Il rilancio di RaiPlay, al netto delle indeterminatezze e delle ingenuità sottolineate da Angelo Zaccone Teodosi in questo articolo su Key4biz, può essere un tassello importante per cinque grandi progetti-Paese.

L’obiettivo di RaiPlay non è quello di essere concorrenti degli OTT, ma contribuire alla produzione di opere e allo sviluppo di imprese nazionali in grado poi di sopravvivere nelle piattaforme mondiali..

1. RaiPlay e connessione

Ogni giorno, dal 4 al 10 novembre, 6 milioni di italiani vedranno su RAI 1 uno show di Fiorello, che poi continuerà solo via internet. La metà del pubblico di Rai 1 non usa internet e un quarto non lo ha mai usato in vita sua, classifica nella quale l’Italia occupa uno dei posti peggiori tra i paesi sviluppati.
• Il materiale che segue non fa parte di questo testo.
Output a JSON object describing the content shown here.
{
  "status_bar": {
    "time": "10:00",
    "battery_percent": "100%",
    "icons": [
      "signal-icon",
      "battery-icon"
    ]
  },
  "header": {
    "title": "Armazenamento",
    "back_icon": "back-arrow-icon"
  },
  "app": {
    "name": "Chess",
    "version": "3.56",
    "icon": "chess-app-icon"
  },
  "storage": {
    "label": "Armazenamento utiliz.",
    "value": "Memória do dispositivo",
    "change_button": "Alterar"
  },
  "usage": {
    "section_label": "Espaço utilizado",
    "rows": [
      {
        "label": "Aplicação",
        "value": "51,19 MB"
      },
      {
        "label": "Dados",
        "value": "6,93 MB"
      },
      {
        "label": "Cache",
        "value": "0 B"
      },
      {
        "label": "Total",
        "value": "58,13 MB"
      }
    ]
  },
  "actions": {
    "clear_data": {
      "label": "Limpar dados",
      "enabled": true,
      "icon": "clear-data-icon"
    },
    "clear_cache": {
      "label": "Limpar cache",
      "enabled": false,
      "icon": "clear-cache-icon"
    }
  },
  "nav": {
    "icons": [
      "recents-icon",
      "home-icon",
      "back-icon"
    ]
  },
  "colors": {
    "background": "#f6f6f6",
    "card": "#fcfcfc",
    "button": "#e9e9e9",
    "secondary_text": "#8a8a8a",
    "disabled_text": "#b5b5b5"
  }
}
Non che gli altri editori vadano molto meglio. Nel 2019 solo un italiano su 4 ha sbirciato, almeno per un minuto, una Smart tv. Eppure la maggior parte delle famiglie ha già un televisore in grado di connettersi ad internet e gli altri potranno acquistarlo l’anno prossimo quando dovranno rottamare il loro vecchio televisore causa abbandono della banda 700. 

Quante nuove connessioni vale l’operazione Fiorello e quale incremento di tempi di visione? Questo obiettivo non interessa solo la Rai, ma anche Mediaset e Sky e soprattutto le imprese di telecomunicazione. Se ci poniamo un obiettivo (realistico) di 20 milioni di televisori connessi per mezz’ora, la rete dovrà sostenere qualche decina di petabyte al giorno aggiuntivi, con picchi concentrati.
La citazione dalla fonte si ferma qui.